エジプトの閣僚がゲリラ戦法提案

2009年4月25日

 エジプトの宗教関係問題担当大臣、ムハンマド・H・ザクズーク氏が奇抜なアイデアを提案した。この提案に敏感に反応したのは、ヨルダン・タイムズと、エルサレム・ポストだ。

 ヨルダン・タイムズはヨルダンに在住する、パレスチナ人スタッフがほとんどであり、エルサレム・ポストは述べるまでもなく、イスラエルで発行されている新聞だ。両紙のスタッフは、この提案の意味するところを、正確に把握したようだ。

 このムハンマド・H・ザクズーク氏が提案した内容は「エルサレムにムスリムは巡礼に行け、エルサレムは第三のイスラムの聖地だ。そこに沢山のムスリムが巡礼に行くことによって、世界はエルサレムがイスラム教徒のものであることが分かるしエルサレム問題、パレスチナ問題について、その重要性を認識するからだ。」ということだ。

 ここで、ひとつ説明しておかなければならないことは、イスラム教の上で、重要なエルサレムのモスクは、金色のモスク(コバト・ル・サフラ)ではなく黒い色のモスクなのだ。黒い地味なモスクが、宗教的に重要なアクサ・モスクであって、金色のほうではない。このアクサ・モスクの場所から、イスラム教の預言者ムハンマドが、昇天したことを記念して、ウマイヤ朝のワリード1世によって建てられたものだ

 アラファト議長とPLOは、あたかも聖地エルサレムのイスラム教の象徴が、この金色のモスクであるかのような印象付け、アクサ・モスクは放置されてきている。金色のほうが見栄えがよいからであろうが、アラファト議長とPLOは、宗教的には間違った認識を、世界中にばら撒いてきたことになるのではないか。

エジプトの宗教関係問題担当大臣、ムハンマド・H・ザクズーク氏の提案したことは、実は平和的なゲリラ戦法なのだ。イスラム教にとってサウジアラビアのメッカやメジナに次ぐ、第三の聖地エルサレムへ多数のイスラム教徒が巡礼することを、イスラエル政府は止めることが出来ない。宗教の自由を犯すことになるからだ。

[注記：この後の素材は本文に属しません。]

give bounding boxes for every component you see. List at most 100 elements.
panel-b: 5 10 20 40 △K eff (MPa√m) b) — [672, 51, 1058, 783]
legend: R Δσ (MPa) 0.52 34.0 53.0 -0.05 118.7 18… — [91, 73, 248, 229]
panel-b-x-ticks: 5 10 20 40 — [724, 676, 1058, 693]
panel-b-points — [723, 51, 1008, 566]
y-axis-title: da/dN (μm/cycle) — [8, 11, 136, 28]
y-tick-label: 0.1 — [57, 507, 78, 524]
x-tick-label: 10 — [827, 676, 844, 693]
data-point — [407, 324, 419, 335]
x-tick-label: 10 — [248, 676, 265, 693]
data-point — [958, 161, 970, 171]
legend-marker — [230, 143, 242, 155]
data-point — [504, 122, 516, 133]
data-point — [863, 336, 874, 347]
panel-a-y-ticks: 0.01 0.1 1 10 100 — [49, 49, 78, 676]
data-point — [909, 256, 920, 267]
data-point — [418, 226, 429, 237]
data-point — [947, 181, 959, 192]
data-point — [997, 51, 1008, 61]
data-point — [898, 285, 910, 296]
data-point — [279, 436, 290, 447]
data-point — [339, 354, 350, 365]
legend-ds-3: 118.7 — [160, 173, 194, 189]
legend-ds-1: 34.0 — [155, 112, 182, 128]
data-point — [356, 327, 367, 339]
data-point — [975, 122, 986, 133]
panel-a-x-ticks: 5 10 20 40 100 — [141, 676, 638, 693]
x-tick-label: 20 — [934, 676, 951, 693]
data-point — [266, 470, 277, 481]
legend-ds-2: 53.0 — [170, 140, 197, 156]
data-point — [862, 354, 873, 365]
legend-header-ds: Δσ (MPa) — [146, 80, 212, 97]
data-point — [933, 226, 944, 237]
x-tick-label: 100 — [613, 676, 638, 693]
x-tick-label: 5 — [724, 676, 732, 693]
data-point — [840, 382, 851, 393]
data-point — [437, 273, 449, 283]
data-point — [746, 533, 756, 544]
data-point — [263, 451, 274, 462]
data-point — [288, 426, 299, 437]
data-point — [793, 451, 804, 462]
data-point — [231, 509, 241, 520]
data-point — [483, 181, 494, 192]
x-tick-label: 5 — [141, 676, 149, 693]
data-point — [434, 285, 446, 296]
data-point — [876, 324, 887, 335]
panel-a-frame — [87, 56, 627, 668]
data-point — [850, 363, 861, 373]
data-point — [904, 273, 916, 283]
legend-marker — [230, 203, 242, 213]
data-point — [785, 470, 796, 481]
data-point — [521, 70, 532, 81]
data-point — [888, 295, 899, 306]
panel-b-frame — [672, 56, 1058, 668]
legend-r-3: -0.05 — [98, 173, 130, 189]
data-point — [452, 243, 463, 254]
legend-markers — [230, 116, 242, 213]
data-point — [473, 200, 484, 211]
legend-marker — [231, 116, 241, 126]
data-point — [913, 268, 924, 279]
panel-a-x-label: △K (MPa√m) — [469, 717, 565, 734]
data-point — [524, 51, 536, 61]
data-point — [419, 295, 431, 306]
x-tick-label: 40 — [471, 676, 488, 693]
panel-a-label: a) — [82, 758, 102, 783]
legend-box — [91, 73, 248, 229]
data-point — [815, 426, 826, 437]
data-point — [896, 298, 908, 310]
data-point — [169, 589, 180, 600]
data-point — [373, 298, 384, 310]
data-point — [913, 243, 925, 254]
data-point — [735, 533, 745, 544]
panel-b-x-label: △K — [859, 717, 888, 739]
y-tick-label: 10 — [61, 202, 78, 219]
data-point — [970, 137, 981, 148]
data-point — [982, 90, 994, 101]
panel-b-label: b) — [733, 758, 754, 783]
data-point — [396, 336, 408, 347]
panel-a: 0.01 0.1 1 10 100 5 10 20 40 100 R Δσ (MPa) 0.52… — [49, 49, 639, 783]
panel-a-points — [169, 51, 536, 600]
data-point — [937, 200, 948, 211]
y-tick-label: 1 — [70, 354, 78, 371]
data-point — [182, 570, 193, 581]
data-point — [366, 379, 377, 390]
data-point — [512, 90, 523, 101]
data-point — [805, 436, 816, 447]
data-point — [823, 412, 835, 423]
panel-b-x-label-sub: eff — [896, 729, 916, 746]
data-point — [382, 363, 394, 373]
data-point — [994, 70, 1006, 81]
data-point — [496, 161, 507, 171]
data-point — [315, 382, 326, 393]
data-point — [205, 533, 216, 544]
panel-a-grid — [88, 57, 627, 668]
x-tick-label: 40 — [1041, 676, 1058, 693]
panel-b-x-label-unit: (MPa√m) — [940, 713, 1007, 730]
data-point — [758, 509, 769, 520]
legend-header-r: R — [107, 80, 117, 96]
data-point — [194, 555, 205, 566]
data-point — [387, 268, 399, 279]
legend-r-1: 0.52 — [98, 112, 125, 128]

 しかし、多数のイスラム教徒のエルサレム巡礼を許可すれば、おのずからエルサレムがイスラム教徒にとって、どのような意味を持っているのかということが、世界中に知られることになる。

 同時に、そのことはイスラム教徒にとって、パレスチナ問題の重要性がどれだけ大きいか、ということを世界にアピールすることにもなるのだ。

 パレスチナ解放運動が、これまでエルサレムの解放を、世界のイスラム教徒に訴え、莫大な援助を引き出すことが出来てきたのは、こうした宗教的な理由からだ。

アラファト議長がエルサレムの解放を、パレスチナの解放と結びつけて訴えたのはこのためであり、世界のイスラム教徒はこれに呼応することが、宗教的義務になっているのだ。

しかし、現実にはアラファト議長のアピールも、後継者であるマハムード・アッバース議長の叫びも、何の効果ももたらさず、エルサレムのパレスチナ人居住区は、日に日にイスラエル側の侵食を許したままになっている。

ムハンマド・H・ザクズーク氏の平和的ゲリラ戦法に、世界のムスリムが呼応すれば、状況は激変するかもしれない。それは、エルサレムのパレスチナ人の経済状況改善にも役立とうし、イスラエルにとっても、観光収入が増すことになろう。

武装闘争だけが問題の解決ではないことを、同氏は訴えたのであろう。